# DIY 5C collet chuck question



## AllThumbs (May 27, 2008)

I would like to build a collet chuck for my 8x12 lathe. It will bolt on the existing face plate/chuck adaptor. 2 questions:

1) I would like to build it to incorperate a big nut on the front to tighten against the collets so no draw bar. This will enable long stock to be machined. Is this an acceptable method? I see some E3 collet chucks made this way.

2) If I do the above, it will look similar to the image below, but with an external thread on the end. I plan on using cast iron for the chuck (since this is what I have around). Will the cast threads be ok? I will probably make the nut from bronze material and it will likely be knurled and holes for a tommy bar.

Thanks for any input.

Eric


----------



## Bogstandard (May 27, 2008)

I think you will have great problems doing it the way you suggest.

Because you will always have to have clearance around the collet for it to fit into the hole it sits in (like size will never fit in like size), it will kick over on the nose area and won't keep straight register. It is the draw nut on the back, pulling it into the taper, that keeps it straight. 

On collets that use a nut as you suggest, they usually lock into the nut first (ER collet system), or have a shaped nose that registers into the nut, then gets pushed back into the taper to close. So it is the nut that then keeps it central. 

So somehow you would have to modify the nose of the 5C collet to allow the nut to keep it in central register.

John


----------



## AllThumbs (May 27, 2008)

Thanks John,

Maybe I didn't explain very well. The 5C collets are tapered, and I plan to make the same taper inside the chuck, so the nut would merely push the collet into the taper, much the same way a draw bar would pull the collet into the taper. Removing the nut, I would still need to pop the collet out of the chuck with some kind of bar from inside the spindle....

Eric


----------



## Bogstandard (May 27, 2008)

Eric,

I was explaining it as if it had a taper in the nose. Because you have to have a certain clearance around the collet for it to enter into the chuck, when you push on the nose, the collet will take a random course until one part of its circumference hits the inner wall, then it will start to tighten, but not guaranteed to be totally central and straight.

John


----------



## BobWarfield (May 28, 2008)

Eric, you can make a collet closer that's hollow without too much trouble. Not sure the advantage of the nut in that case. I think that's going to be the better route. I will also point out that the cheap chucks such as you have pictured can be made to work extremely well. With some effort, I got mine repeatable to maybe 3 or 4 tenths. This was the el cheapo $150 model, not a $300-400 Bison. You can also make your own set-tru setup for your chuck and go that route.

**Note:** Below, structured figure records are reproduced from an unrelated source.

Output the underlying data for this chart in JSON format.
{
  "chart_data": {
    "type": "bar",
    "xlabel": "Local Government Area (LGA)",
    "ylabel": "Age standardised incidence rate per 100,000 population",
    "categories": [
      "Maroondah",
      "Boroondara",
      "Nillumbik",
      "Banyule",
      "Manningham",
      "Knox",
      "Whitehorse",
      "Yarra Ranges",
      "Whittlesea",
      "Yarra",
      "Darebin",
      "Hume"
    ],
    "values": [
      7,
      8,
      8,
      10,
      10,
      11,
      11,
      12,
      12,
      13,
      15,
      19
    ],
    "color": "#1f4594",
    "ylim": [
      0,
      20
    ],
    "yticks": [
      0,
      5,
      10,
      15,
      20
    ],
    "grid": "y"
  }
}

I'd be tempted to go one of those two tried and true paths rather than the nut arrangement you describe. I agree with Bog's remarks and would add that the nose of the 5C is curved. That just strikes me as likely to stress the collet in odd ways that won't behave well if you drive a nut down onto it.

If you're ambitious, I've seen a gorgeous collet chuck made that used a planetary gear set from an automatic transmission to tighten the threads.

Cheers,

BW


----------



## AllThumbs (May 28, 2008)

Thanks for the replies. I will go a different route.


----------



## kd0afk (Oct 9, 2013)

AllThumbs said:


> Thanks for the replies. I will go a different route.


Check out the collet chuck from this guy.http://www.statecollegecentral.com/metallathe/


----------



## Maxx (Oct 9, 2013)

AllThumbs said:


> Thanks for the replies. I will go a different route.





kd0afk said:


> Check out the collet chuck from this guy.http://www.statecollegecentral.com/metallathe/


Thread is over 5 years old. :hDe:


----------